On the statistical equivalence of restrained-ensemble simulations with the maximum entropy method
By Benoı̂t Roux, and Jonathan Weare.
Published in Journal of Chemical Physics 138(8): 084107 on February 28, 2013. PMID: 23464140. PMCID: PMC3598863. Link to Pubmed page.
Core Facility: Computational Modeling
An issue of general interest in computer simulations is to incorporate information from experiments into a structural model. An important caveat in pursuing this goal is to avoid corrupting the resulting model with spurious and arbitrary biases. While the problem of biasing thermodynamic ensembles can be formulated rigorously using the maximum entropy method introduced by Jaynes, the approach can be cumbersome in practical applications with the need to determine multiple unknown coefficients iteratively.

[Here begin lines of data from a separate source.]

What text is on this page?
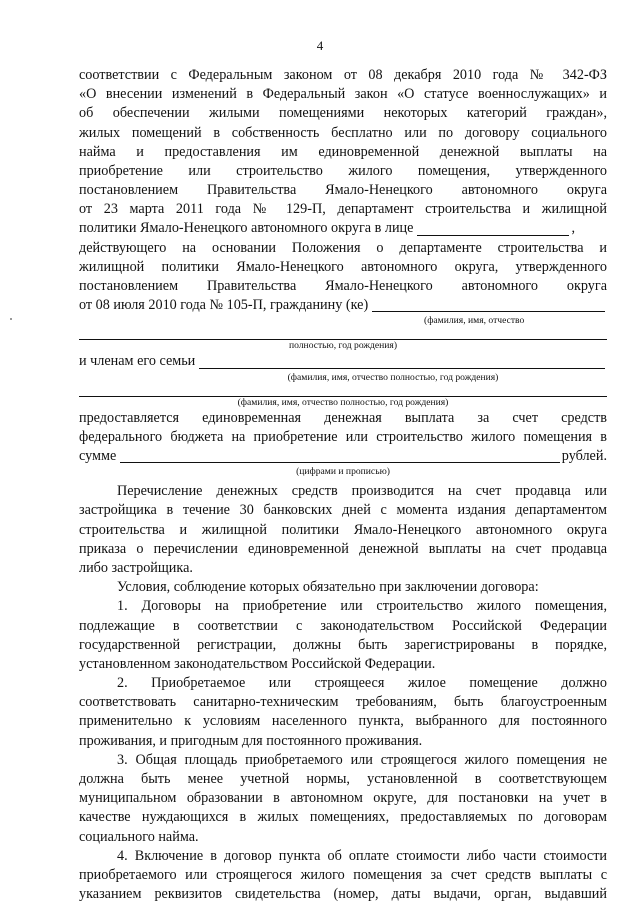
4
соответствии с Федеральным законом от 08 декабря 2010 года № 342-ФЗ
«О внесении изменений в Федеральный закон «О статусе военнослужащих» и
об обеспечении жилыми помещениями некоторых категорий граждан»,
жилых помещений в собственность бесплатно или по договору социального
найма и предоставления им единовременной денежной выплаты на
приобретение или строительство жилого помещения, утвержденного
постановлением Правительства Ямало-Ненецкого автономного округа
от 23 марта 2011 года № 129-П, департамент строительства и жилищной
политики Ямало-Ненецкого автономного округа в лице	,
действующего на основании Положения о департаменте строительства и
жилищной политики Ямало-Ненецкого автономного округа, утвержденного
постановлением Правительства Ямало-Ненецкого автономного округа
от 08 июля 2010 года № 105-П, гражданину (ке)
(фамилия, имя, отчество
полностью, год рождения)
и членам его семьи
(фамилия, имя, отчество полностью, год рождения)
(фамилия, имя, отчество полностью, год рождения)
предоставляется единовременная денежная выплата за счет средств
федерального бюджета на приобретение или строительство жилого помещения в
сумме	рублей.
(цифрами и прописью)
Перечисление денежных средств производится на счет продавца или
застройщика в течение 30 банковских дней с момента издания департаментом
строительства и жилищной политики Ямало-Ненецкого автономного округа
приказа о перечислении единовременной денежной выплаты на счет продавца
либо застройщика.
Условия, соблюдение которых обязательно при заключении договора:
1. Договоры на приобретение или строительство жилого помещения,
подлежащие в соответствии с законодательством Российской Федерации
государственной регистрации, должны быть зарегистрированы в порядке,
установленном законодательством Российской Федерации.
2. Приобретаемое или строящееся жилое помещение должно
соответствовать санитарно-техническим требованиям, быть благоустроенным
применительно к условиям населенного пункта, выбранного для постоянного
проживания, и пригодным для постоянного проживания.
3. Общая площадь приобретаемого или строящегося жилого помещения не
должна быть менее учетной нормы, установленной в соответствующем
муниципальном образовании в автономном округе, для постановки на учет в
качестве нуждающихся в жилых помещениях, предоставляемых по договорам
социального найма.
4. Включение в договор пункта об оплате стоимости либо части стоимости
приобретаемого или строящегося жилого помещения за счет средств выплаты с
указанием реквизитов свидетельства (номер, даты выдачи, орган, выдавший
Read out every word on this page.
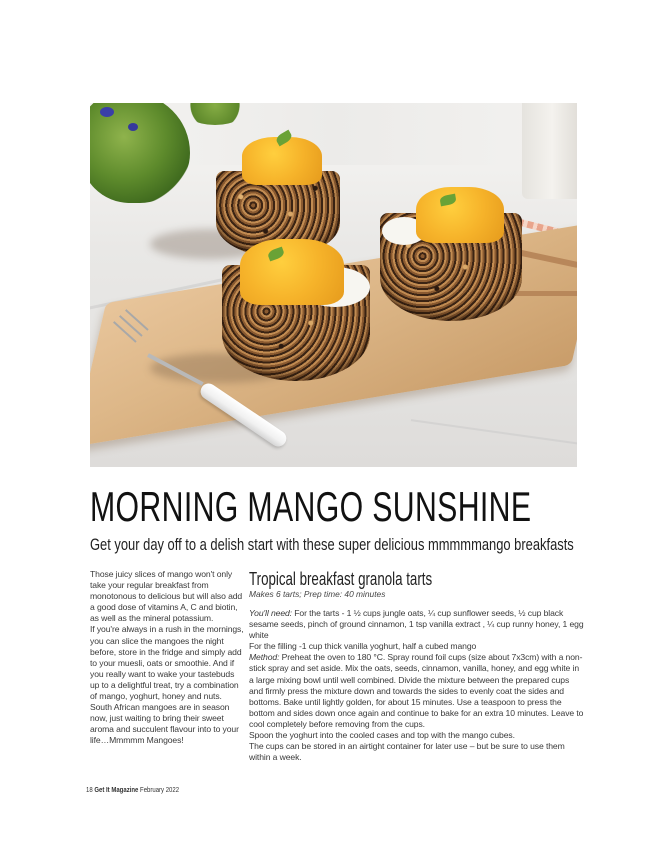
MORNING MANGO SUNSHINE
Get your day off to a delish start with these super delicious mmmmmango breakfasts

Those juicy slices of mango won't only take your regular breakfast from monotonous to delicious but will also add a good dose of vitamins A, C and biotin, as well as the mineral potassium.

If you're always in a rush in the mornings, you can slice the mangoes the night before, store in the fridge and simply add to your muesli, oats or smoothie. And if you really want to wake your tastebuds up to a delightful treat, try a combination of mango, yoghurt, honey and nuts. South African mangoes are in season now, just waiting to bring their sweet aroma and succulent flavour into to your life…Mmmmm Mangoes!

Tropical breakfast granola tarts

Makes 6 tarts; Prep time: 40 minutes

You'll need: For the tarts - 1 ½ cups jungle oats, ¼ cup sunflower seeds, ½ cup black sesame seeds, pinch of ground cinnamon, 1 tsp vanilla extract , ¼ cup runny honey, 1 egg white

For the filling -1 cup thick vanilla yoghurt, half a cubed mango

Method: Preheat the oven to 180 °C. Spray round foil cups (size about 7x3cm) with a non-stick spray and set aside. Mix the oats, seeds, cinnamon, vanilla, honey, and egg white in a large mixing bowl until well combined. Divide the mixture between the prepared cups and firmly press the mixture down and towards the sides to evenly coat the sides and bottoms. Bake until lightly golden, for about 15 minutes. Use a teaspoon to press the bottom and sides down once again and continue to bake for an extra 10 minutes. Leave to cool completely before removing from the cups.

Spoon the yoghurt into the cooled cases and top with the mango cubes.

The cups can be stored in an airtight container for later use – but be sure to use them within a week.

18 Get It Magazine February 2022
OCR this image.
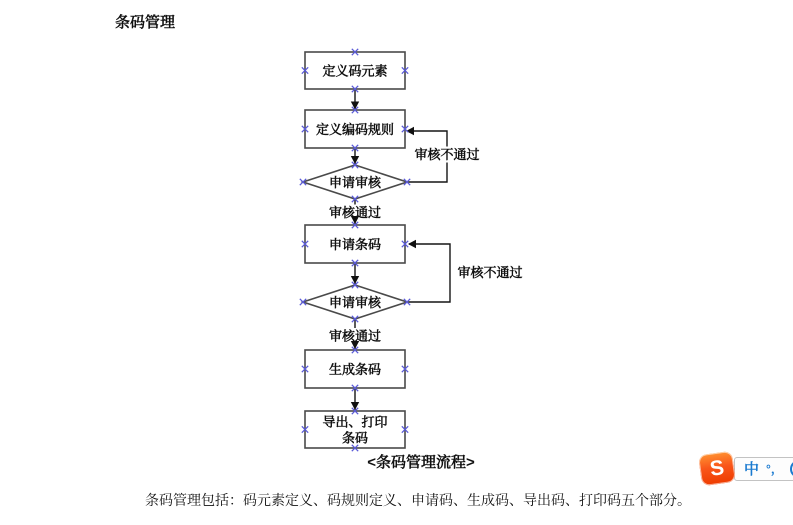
条码管理
定义码元素
定义编码规则
申请审核
申请条码
申请审核
生成条码
导出、打印
条码
审核不通过
审核通过
审核不通过
审核通过
<条码管理流程>
条码管理包括：码元素定义、码规则定义、申请码、生成码、导出码、打印码五个部分。
中 °，
S
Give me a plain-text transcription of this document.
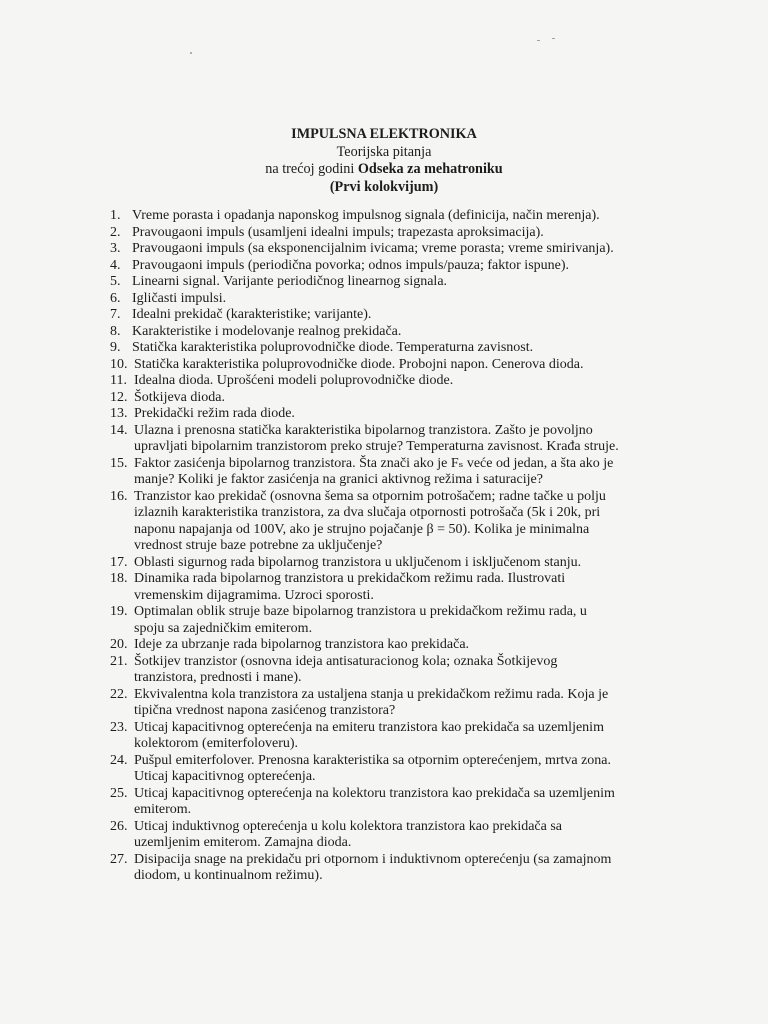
IMPULSNA ELEKTRONIKA
Teorijska pitanja
na trećoj godini Odseka za mehatroniku
(Prvi kolokvijum)
1. Vreme porasta i opadanja naponskog impulsnog signala (definicija, način merenja).
2. Pravougaoni impuls (usamljeni idealni impuls; trapezasta aproksimacija).
3. Pravougaoni impuls (sa eksponencijalnim ivicama; vreme porasta; vreme smirivanja).
4. Pravougaoni impuls (periodična povorka; odnos impuls/pauza; faktor ispune).
5. Linearni signal. Varijante periodičnog linearnog signala.
6. Igličasti impulsi.
7. Idealni prekidač (karakteristike; varijante).
8. Karakteristike i modelovanje realnog prekidača.
9. Statička karakteristika poluprovodničke diode. Temperaturna zavisnost.
10. Statička karakteristika poluprovodničke diode. Probojni napon. Cenerova dioda.
11. Idealna dioda. Uprošćeni modeli poluprovodničke diode.
12. Šotkijeva dioda.
13. Prekidački režim rada diode.
14. Ulazna i prenosna statička karakteristika bipolarnog tranzistora. Zašto je povoljno
upravljati bipolarnim tranzistorom preko struje? Temperaturna zavisnost. Krađa struje.
15. Faktor zasićenja bipolarnog tranzistora. Šta znači ako je Fₛ veće od jedan, a šta ako je
manje? Koliki je faktor zasićenja na granici aktivnog režima i saturacije?
16. Tranzistor kao prekidač (osnovna šema sa otpornim potrošačem; radne tačke u polju
izlaznih karakteristika tranzistora, za dva slučaja otpornosti potrošača (5k i 20k, pri
naponu napajanja od 100V, ako je strujno pojačanje β = 50). Kolika je minimalna
vrednost struje baze potrebne za uključenje?
17. Oblasti sigurnog rada bipolarnog tranzistora u uključenom i isključenom stanju.
18. Dinamika rada bipolarnog tranzistora u prekidačkom režimu rada. Ilustrovati
vremenskim dijagramima. Uzroci sporosti.
19. Optimalan oblik struje baze bipolarnog tranzistora u prekidačkom režimu rada, u
spoju sa zajedničkim emiterom.
20. Ideje za ubrzanje rada bipolarnog tranzistora kao prekidača.
21. Šotkijev tranzistor (osnovna ideja antisaturacionog kola; oznaka Šotkijevog
tranzistora, prednosti i mane).
22. Ekvivalentna kola tranzistora za ustaljena stanja u prekidačkom režimu rada. Koja je
tipična vrednost napona zasićenog tranzistora?
23. Uticaj kapacitivnog opterećenja na emiteru tranzistora kao prekidača sa uzemljenim
kolektorom (emiterfoloveru).
24. Pušpul emiterfolover. Prenosna karakteristika sa otpornim opterećenjem, mrtva zona.
Uticaj kapacitivnog opterećenja.
25. Uticaj kapacitivnog opterećenja na kolektoru tranzistora kao prekidača sa uzemljenim
emiterom.
26. Uticaj induktivnog opterećenja u kolu kolektora tranzistora kao prekidača sa
uzemljenim emiterom. Zamajna dioda.
27. Disipacija snage na prekidaču pri otpornom i induktivnom opterećenju (sa zamajnom
diodom, u kontinualnom režimu).
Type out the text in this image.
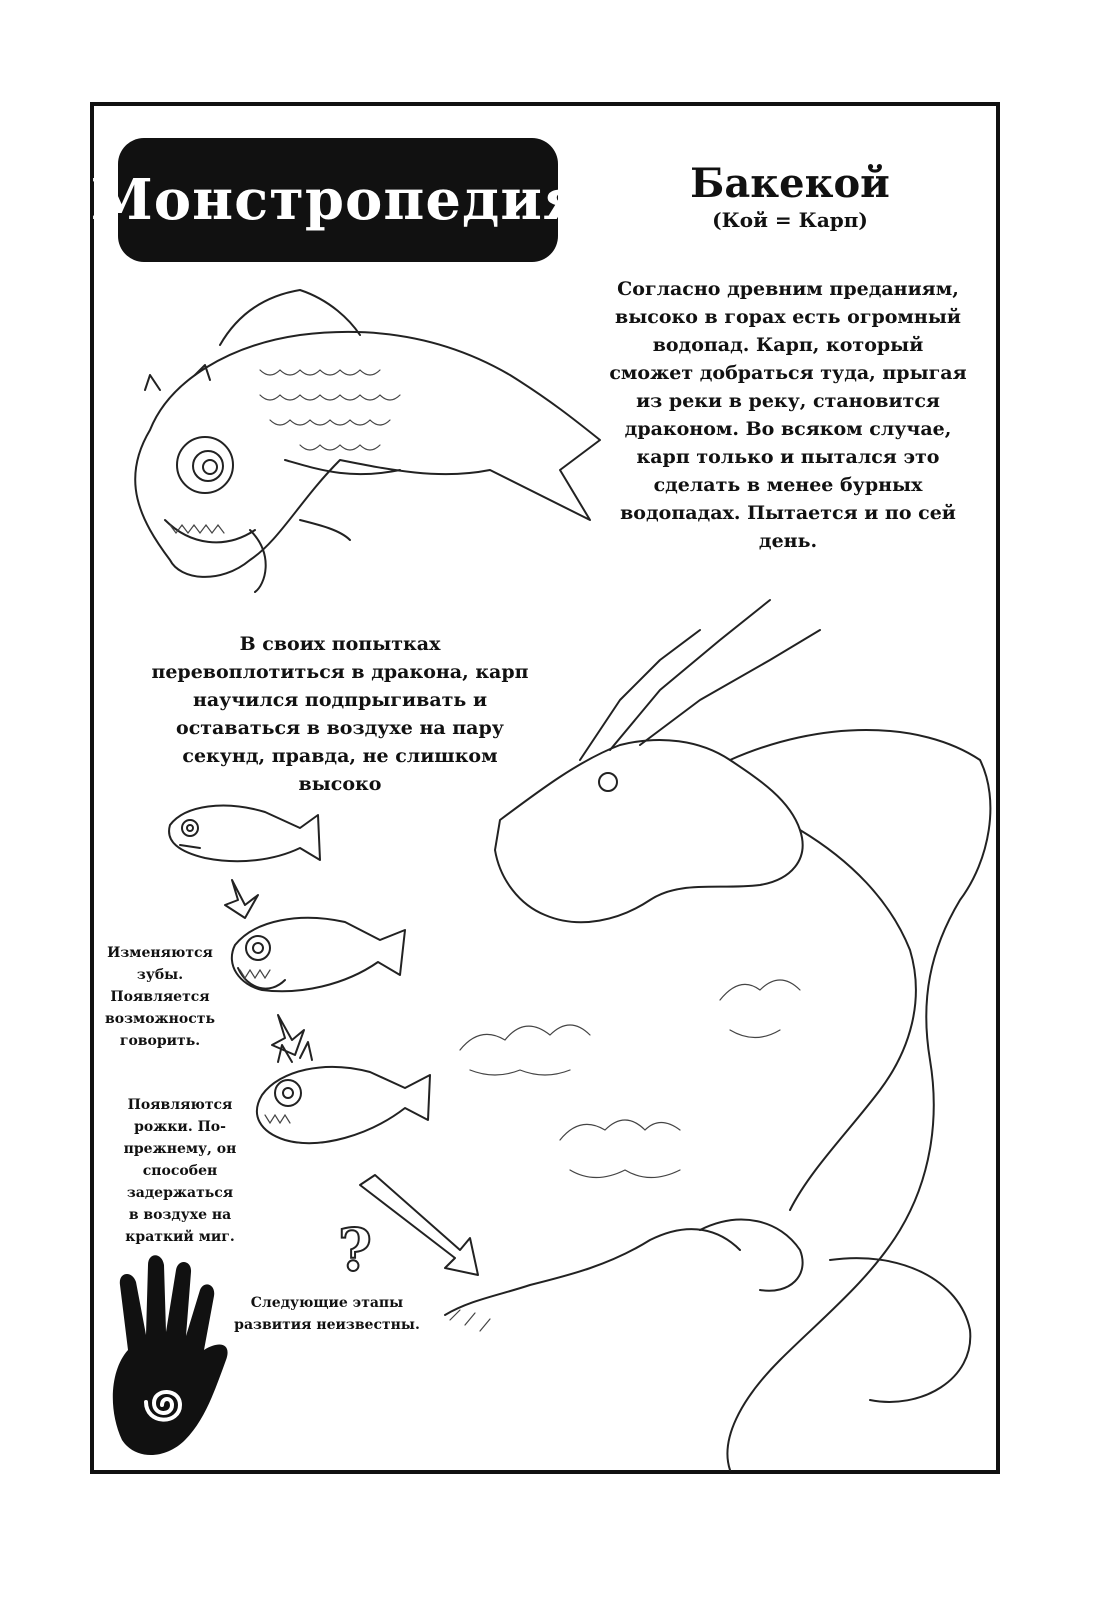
Монстропедия	Бакекой
(Кой = Карп)
Согласно древним преданиям, высоко в горах есть огромный водопад. Карп, который сможет добраться туда, прыгая из реки в реку, становится драконом. Во всяком случае, карп только и пытался это сделать в менее бурных водопадах. Пытается и по сей день.
В своих попытках перевоплотиться в дракона, карп научился подпрыгивать и оставаться в воздухе на пару секунд, правда, не слишком высоко
Изменяются зубы. Появляется возможность говорить.
Появляются рожки. По-прежнему, он способен задержаться в воздухе на краткий миг.
Следующие этапы развития неизвестны.
?
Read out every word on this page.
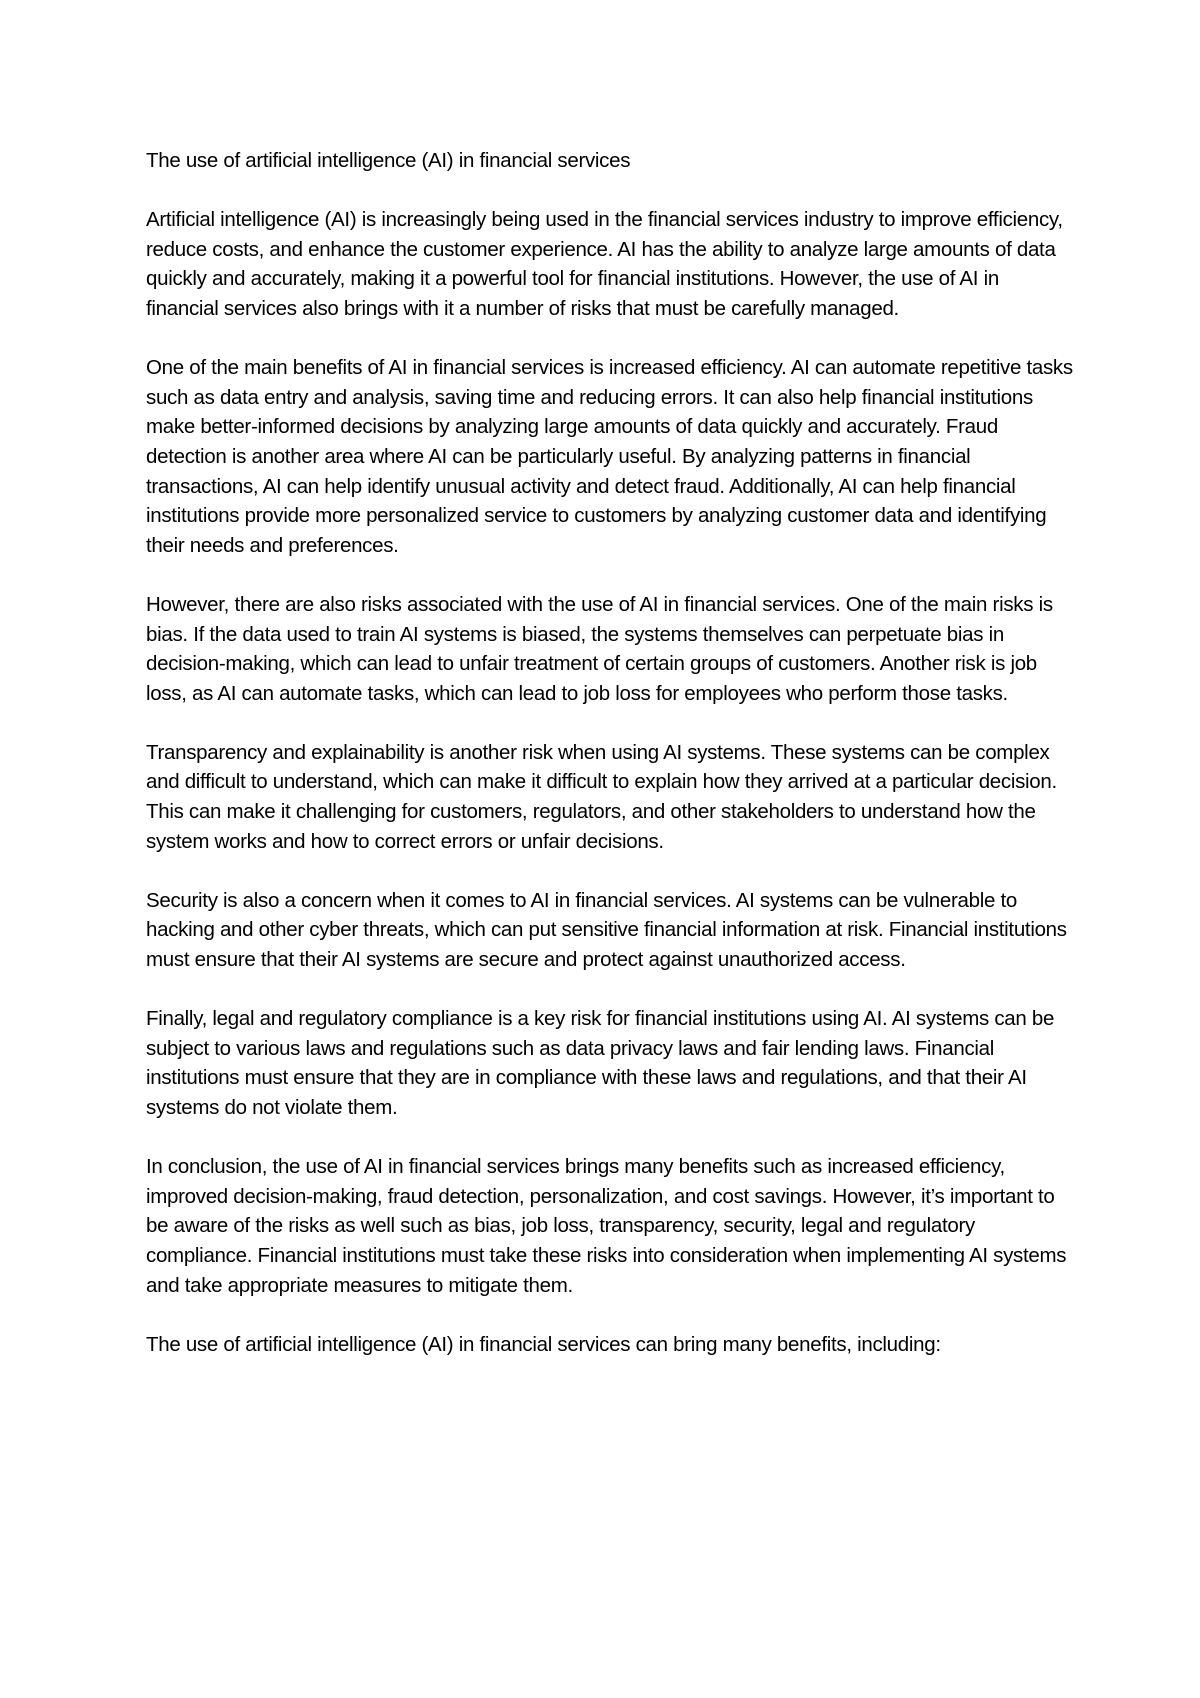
The use of artificial intelligence (AI) in financial services

Artificial intelligence (AI) is increasingly being used in the financial services industry to improve efficiency, reduce costs, and enhance the customer experience. AI has the ability to analyze large amounts of data quickly and accurately, making it a powerful tool for financial institutions. However, the use of AI in financial services also brings with it a number of risks that must be carefully managed.

One of the main benefits of AI in financial services is increased efficiency. AI can automate repetitive tasks such as data entry and analysis, saving time and reducing errors. It can also help financial institutions make better-informed decisions by analyzing large amounts of data quickly and accurately. Fraud detection is another area where AI can be particularly useful. By analyzing patterns in financial transactions, AI can help identify unusual activity and detect fraud. Additionally, AI can help financial institutions provide more personalized service to customers by analyzing customer data and identifying their needs and preferences.

However, there are also risks associated with the use of AI in financial services. One of the main risks is bias. If the data used to train AI systems is biased, the systems themselves can perpetuate bias in decision-making, which can lead to unfair treatment of certain groups of customers. Another risk is job loss, as AI can automate tasks, which can lead to job loss for employees who perform those tasks.

Transparency and explainability is another risk when using AI systems. These systems can be complex and difficult to understand, which can make it difficult to explain how they arrived at a particular decision. This can make it challenging for customers, regulators, and other stakeholders to understand how the system works and how to correct errors or unfair decisions.

Security is also a concern when it comes to AI in financial services. AI systems can be vulnerable to hacking and other cyber threats, which can put sensitive financial information at risk. Financial institutions must ensure that their AI systems are secure and protect against unauthorized access.

Finally, legal and regulatory compliance is a key risk for financial institutions using AI. AI systems can be subject to various laws and regulations such as data privacy laws and fair lending laws. Financial institutions must ensure that they are in compliance with these laws and regulations, and that their AI systems do not violate them.

In conclusion, the use of AI in financial services brings many benefits such as increased efficiency, improved decision-making, fraud detection, personalization, and cost savings. However, it’s important to be aware of the risks as well such as bias, job loss, transparency, security, legal and regulatory compliance. Financial institutions must take these risks into consideration when implementing AI systems and take appropriate measures to mitigate them.

The use of artificial intelligence (AI) in financial services can bring many benefits, including:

A popular alternative strategy to incorporate the information from experiments is to rely on restrained-ensemble molecular dynamics simulations. However, the fundamental validity of this computational strategy remains in question. Here, it is demonstrated that the statistical distribution produced by restrained-ensemble simulations is formally consistent with the maximum entropy method of Jaynes. This clarifies the underlying conditions under which restrained-ensemble simulations will yield results that are consistent with the maximum entropy method.
Note: This article was identified by the Journal of Chemical Physics as being on the list of Top 20 Most Read of March 2013.